Entre as medidas previstas estão o uso de senhas ou códigos numéricos no atendimento, em vez da chamada nominal, e a manutenção de sigilo em prontuários e comunicações internas. A lei também determina a capacitação contínua de profissionais de saúde sobre ética, privacidade e acolhimento humanizado.
Outro ponto é a adoção de protocolos de segurança da informação em conformidade com a LGPD (Lei Geral de Proteção de Dados), garantindo o tratamento adequado das informações dos pacientes. O descumprimento das regras pode resultar em sanções administrativas, como advertência ou suspensão, dependendo da gravidade.

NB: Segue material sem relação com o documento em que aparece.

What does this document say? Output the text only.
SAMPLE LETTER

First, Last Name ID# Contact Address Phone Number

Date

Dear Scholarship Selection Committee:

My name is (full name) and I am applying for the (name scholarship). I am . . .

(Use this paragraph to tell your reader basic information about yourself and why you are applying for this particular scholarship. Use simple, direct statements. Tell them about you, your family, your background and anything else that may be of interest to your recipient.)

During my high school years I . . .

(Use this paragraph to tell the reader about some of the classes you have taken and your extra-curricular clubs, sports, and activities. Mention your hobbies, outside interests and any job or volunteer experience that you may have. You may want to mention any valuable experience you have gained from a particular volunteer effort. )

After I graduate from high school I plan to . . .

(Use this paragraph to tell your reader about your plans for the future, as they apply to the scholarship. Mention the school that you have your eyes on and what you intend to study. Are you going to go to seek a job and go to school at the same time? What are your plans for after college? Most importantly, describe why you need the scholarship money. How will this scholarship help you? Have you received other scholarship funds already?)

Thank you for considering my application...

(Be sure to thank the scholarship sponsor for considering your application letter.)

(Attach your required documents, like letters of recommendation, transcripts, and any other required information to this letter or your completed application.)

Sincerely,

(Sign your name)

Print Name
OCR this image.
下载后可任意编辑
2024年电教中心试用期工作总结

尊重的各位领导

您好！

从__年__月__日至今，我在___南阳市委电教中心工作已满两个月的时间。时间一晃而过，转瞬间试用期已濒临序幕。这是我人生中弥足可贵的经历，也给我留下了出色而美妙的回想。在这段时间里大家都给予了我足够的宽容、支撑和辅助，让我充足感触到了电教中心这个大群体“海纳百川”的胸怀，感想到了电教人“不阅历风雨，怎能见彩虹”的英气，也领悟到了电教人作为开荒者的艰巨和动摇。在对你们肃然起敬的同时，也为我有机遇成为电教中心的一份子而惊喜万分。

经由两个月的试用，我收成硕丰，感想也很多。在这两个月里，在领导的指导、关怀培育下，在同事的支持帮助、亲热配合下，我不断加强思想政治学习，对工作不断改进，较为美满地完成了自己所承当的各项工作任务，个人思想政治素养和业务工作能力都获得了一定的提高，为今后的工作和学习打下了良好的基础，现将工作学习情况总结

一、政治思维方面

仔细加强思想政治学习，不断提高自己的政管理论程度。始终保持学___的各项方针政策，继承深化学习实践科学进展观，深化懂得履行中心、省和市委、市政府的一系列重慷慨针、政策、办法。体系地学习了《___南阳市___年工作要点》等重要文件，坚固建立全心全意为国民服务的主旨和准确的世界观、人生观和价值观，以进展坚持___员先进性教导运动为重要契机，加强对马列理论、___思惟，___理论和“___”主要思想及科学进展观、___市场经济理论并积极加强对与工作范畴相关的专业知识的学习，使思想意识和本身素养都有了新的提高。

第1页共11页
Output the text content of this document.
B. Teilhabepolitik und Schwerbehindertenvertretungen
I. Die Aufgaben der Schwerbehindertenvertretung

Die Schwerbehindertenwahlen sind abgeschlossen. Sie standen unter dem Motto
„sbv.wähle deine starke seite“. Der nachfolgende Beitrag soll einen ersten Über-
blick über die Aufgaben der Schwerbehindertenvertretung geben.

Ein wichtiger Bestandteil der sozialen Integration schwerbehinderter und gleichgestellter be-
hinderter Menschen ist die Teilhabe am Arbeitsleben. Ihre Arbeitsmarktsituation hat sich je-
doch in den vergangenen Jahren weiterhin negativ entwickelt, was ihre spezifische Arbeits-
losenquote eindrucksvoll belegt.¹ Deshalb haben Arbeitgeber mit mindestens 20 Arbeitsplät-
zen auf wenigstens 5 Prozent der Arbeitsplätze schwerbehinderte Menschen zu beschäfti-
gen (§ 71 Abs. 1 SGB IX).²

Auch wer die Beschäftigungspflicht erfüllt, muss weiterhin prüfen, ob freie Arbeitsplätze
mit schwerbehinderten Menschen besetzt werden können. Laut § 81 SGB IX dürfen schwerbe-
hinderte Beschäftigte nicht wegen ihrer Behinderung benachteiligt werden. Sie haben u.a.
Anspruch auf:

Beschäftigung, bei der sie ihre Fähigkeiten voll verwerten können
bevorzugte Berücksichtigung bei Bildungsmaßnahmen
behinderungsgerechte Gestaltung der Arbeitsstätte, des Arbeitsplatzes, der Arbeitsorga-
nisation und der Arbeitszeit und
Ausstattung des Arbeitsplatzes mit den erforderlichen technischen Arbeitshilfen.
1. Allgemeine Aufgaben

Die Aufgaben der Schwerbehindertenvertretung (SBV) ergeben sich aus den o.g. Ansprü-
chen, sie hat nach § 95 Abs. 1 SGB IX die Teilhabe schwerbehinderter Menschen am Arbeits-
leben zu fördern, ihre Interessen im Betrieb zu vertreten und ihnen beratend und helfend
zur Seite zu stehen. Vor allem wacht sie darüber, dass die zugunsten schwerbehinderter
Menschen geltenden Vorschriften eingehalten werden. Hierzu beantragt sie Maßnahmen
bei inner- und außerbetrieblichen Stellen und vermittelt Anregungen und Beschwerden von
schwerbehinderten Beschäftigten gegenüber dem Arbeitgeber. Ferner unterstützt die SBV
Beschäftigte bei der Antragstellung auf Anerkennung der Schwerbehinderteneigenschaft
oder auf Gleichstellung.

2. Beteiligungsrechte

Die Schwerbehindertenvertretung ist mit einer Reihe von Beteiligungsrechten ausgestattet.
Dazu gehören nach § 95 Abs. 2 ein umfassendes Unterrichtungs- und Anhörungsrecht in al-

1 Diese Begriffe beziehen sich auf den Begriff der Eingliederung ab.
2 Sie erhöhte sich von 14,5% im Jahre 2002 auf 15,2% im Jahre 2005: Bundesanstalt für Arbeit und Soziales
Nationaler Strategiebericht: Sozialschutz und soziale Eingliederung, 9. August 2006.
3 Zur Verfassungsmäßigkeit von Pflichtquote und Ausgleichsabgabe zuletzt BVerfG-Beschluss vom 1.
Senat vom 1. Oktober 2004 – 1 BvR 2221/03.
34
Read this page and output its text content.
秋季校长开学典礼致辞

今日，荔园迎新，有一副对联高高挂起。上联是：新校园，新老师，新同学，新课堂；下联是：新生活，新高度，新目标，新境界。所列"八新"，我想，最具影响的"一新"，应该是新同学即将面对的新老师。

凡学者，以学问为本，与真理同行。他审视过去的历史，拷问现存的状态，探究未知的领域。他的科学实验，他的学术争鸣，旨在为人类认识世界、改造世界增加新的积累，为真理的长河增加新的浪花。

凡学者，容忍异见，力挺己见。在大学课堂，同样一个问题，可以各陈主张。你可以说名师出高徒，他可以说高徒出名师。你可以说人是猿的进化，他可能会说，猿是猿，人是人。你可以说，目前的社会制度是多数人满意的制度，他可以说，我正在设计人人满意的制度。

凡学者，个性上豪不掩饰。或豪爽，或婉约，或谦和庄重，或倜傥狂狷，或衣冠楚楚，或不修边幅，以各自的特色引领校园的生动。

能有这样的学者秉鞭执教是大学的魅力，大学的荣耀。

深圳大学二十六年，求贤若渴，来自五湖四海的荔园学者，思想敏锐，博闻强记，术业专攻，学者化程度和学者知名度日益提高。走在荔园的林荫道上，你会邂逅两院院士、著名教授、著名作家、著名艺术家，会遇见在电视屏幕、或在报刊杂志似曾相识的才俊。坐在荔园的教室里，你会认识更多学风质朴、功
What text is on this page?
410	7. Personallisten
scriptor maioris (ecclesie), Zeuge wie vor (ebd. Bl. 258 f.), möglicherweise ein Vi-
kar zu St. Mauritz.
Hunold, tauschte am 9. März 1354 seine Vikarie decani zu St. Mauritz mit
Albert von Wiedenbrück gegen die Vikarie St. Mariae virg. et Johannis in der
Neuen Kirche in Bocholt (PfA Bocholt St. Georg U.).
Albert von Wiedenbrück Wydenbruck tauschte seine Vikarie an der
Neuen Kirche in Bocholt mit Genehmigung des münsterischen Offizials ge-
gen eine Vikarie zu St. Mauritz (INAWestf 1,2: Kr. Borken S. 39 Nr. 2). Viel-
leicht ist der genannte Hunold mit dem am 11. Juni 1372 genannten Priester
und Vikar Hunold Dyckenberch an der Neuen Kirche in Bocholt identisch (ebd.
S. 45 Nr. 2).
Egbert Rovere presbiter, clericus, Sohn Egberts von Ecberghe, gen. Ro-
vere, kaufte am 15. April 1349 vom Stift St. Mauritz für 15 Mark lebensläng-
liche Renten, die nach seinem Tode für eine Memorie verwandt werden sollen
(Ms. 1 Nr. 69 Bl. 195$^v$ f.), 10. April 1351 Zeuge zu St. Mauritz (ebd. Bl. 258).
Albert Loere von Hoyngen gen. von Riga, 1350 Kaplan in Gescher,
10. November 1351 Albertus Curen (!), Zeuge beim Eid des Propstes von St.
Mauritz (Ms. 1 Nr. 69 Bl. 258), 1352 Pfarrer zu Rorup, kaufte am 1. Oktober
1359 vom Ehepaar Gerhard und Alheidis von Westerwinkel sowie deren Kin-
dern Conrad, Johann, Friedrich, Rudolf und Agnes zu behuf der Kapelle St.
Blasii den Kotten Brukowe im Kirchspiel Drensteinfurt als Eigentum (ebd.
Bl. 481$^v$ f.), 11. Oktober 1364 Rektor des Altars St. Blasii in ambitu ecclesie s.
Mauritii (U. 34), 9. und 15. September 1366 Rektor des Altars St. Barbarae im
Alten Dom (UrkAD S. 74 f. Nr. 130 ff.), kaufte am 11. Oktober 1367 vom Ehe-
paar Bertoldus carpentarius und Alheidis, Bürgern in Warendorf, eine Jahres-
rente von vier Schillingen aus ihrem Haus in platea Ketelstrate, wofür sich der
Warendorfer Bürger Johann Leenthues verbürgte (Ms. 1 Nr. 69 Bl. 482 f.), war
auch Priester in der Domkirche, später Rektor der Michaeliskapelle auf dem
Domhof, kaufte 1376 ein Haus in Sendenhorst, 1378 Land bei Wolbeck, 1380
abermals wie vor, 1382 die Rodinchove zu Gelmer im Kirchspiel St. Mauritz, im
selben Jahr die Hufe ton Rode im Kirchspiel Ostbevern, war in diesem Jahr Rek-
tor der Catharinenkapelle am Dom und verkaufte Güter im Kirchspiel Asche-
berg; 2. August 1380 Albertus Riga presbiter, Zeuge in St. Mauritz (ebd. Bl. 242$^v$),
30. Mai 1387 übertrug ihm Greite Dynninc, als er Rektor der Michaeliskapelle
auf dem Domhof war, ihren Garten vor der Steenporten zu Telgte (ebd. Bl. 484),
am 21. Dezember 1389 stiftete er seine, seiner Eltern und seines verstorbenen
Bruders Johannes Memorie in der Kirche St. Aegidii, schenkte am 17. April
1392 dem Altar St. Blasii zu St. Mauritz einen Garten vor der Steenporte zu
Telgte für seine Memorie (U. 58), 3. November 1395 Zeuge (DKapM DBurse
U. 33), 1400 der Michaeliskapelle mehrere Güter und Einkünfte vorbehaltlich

A legislação reforça princípios previstos na Constituição Federal, como a inviolabilidade da intimidade e da vida privada. No entanto, o texto não cria novas estruturas nem prevê impacto financeiro direto ao município, deixando a execução sob responsabilidade da rede já existente.
Em outra medida, o governador Eduardo Riedel assinou a autorização para a construção de um anel viário e da sede do programa Estrada Viva. A iniciativa foi anunciada recentemente e busca melhorar a infraestrutura rodoviária do estado.